The program is meant to about chronic inflammatory conditions and encourage people to get checked if they have any symptoms.

"This is meant to give people who have similar symptoms the tools and resources that will help them get questions of their own answered," said Mickelson. "I was so lucky, because I got on it right away, so I was able to slow or stop any further damage."

"It's important to get diagnosed early to slow or prevent long-term damage," said Dr. Christopher Ritchlin, a professor of medicine at the University of Rochester School of Medicine, who serves as a consultant to "On the Course With Phil."

Mickelson and Ritchlin stressed that there are thousands of people who go untreated for the debilitating disease they lack information information.

"Psoriatic arthritis is a very variable disease. It tends to involve just a few joints and can wax and wane over time," said Dr.
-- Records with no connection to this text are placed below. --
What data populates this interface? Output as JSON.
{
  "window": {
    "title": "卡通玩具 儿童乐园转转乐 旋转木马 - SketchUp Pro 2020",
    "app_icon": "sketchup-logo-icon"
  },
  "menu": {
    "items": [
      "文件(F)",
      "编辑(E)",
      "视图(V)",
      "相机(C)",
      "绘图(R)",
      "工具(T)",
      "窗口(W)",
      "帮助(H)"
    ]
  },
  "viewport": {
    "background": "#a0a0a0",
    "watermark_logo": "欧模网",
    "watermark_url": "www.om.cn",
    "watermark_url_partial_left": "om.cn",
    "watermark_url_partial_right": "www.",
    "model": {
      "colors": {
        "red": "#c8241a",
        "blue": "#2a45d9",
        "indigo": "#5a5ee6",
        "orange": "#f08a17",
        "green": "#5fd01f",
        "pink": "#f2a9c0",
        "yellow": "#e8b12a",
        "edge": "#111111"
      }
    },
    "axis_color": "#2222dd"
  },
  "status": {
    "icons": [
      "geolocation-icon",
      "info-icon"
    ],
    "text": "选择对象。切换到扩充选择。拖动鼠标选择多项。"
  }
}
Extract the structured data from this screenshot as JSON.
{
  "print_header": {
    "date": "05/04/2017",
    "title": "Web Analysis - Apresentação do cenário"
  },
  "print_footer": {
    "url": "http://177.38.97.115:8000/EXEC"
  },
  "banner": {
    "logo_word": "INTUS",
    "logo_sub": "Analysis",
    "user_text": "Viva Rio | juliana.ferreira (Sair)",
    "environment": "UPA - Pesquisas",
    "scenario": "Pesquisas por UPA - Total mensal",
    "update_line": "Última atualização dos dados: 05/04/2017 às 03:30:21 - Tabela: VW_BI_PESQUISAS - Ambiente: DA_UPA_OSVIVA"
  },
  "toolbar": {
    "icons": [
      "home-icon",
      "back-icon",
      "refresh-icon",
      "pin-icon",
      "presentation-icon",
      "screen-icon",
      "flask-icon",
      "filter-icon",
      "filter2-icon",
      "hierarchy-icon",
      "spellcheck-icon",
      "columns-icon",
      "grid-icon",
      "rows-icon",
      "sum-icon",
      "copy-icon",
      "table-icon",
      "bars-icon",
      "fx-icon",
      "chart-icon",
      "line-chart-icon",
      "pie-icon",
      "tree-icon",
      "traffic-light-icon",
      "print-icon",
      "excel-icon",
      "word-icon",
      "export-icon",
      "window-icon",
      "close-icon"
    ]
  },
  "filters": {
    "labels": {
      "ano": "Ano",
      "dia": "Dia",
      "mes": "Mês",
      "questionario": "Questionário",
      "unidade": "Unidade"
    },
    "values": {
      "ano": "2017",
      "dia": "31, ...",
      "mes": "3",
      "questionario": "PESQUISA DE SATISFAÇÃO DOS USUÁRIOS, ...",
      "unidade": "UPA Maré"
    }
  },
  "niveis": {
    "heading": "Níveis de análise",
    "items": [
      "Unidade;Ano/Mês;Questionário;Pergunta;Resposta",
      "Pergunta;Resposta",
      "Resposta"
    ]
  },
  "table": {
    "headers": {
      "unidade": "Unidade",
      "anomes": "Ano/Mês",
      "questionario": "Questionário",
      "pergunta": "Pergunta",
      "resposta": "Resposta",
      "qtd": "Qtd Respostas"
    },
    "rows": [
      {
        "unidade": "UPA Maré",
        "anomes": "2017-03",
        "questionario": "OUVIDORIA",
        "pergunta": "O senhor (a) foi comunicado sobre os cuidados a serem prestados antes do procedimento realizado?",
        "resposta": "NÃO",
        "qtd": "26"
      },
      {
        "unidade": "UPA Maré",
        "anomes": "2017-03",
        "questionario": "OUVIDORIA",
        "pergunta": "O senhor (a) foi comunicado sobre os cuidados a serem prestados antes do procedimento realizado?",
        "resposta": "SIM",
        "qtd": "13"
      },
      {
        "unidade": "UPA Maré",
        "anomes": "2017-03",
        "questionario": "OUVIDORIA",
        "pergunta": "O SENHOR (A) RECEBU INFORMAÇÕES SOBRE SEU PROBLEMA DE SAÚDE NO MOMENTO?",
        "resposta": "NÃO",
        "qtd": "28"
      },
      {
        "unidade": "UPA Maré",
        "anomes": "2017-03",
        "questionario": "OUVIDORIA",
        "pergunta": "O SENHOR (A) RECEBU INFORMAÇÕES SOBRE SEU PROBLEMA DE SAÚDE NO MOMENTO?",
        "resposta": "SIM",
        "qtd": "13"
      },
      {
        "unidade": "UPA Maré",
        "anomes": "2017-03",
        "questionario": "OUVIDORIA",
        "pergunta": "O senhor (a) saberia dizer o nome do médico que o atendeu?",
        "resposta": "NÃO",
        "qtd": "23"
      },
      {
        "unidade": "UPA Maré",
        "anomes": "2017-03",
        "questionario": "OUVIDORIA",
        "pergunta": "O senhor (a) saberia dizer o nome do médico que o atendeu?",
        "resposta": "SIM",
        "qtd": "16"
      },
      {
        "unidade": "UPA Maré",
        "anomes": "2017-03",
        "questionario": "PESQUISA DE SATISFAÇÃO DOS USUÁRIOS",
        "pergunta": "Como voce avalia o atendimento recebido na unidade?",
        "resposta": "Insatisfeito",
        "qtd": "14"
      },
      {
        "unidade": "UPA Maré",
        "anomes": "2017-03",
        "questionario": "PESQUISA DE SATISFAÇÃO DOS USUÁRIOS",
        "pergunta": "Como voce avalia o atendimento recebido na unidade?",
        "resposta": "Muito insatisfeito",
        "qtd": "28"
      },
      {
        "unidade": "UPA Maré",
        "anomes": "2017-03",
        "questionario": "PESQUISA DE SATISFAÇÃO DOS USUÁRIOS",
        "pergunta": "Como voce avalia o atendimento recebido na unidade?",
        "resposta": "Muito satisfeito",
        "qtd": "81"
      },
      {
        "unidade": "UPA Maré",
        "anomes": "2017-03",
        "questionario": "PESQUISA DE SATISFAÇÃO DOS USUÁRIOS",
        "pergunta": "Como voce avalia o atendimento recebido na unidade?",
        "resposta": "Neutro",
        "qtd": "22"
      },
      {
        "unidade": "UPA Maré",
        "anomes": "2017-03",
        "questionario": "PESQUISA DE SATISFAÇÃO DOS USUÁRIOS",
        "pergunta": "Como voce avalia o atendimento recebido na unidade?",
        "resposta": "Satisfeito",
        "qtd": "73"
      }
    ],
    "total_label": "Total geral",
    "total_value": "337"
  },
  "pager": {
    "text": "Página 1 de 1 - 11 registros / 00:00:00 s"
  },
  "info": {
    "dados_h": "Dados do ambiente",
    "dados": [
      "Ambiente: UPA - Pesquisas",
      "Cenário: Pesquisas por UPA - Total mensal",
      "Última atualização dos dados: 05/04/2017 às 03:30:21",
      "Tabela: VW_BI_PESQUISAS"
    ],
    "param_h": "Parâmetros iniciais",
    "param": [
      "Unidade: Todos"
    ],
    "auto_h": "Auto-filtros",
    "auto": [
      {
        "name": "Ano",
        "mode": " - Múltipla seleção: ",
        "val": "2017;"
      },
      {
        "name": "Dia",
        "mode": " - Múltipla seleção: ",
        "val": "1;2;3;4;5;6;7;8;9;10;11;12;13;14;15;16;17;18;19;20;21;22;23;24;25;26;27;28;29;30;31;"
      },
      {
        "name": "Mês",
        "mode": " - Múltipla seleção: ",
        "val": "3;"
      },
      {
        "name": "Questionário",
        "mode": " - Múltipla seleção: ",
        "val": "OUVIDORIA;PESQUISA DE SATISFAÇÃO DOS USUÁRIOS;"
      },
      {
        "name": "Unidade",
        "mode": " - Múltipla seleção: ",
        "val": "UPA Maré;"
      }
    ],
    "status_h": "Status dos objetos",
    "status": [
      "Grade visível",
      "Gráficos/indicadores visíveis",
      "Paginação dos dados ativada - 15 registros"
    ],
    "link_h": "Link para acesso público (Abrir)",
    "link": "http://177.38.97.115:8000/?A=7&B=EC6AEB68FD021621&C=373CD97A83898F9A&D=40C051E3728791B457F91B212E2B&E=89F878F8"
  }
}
Nortin Hadler, a professor of medicine and microbiology and immunology at Chapel Hill. "Hence, the fashion in which it interferes with function is very individualized."

Ritchlin said that treatments for psoriatic arthritis have greatly improved in the last decade. There are now several ways to manage the illness.

The variety of psoriatic arthritis treatments include non-steroidal inflammatory drugs, oral system therapies and biologic agents, which act closer to the cause of the disease.

Dr. Joan Von Feldt, a professor of medicine at University of Pennsylvania, said that Mickelson's early diagnosis was key to his ability to get back to golf.

"The medicines are so powerful nowadays that Mr. Mickelson should expect to go back to his normal superstar career, with the help of his rheumatologist," said Von Feldt. "I've always been a fan of Phil Mickelson, and so I was thrilled that he would use his misfortune and turn it into an opportunity to help others."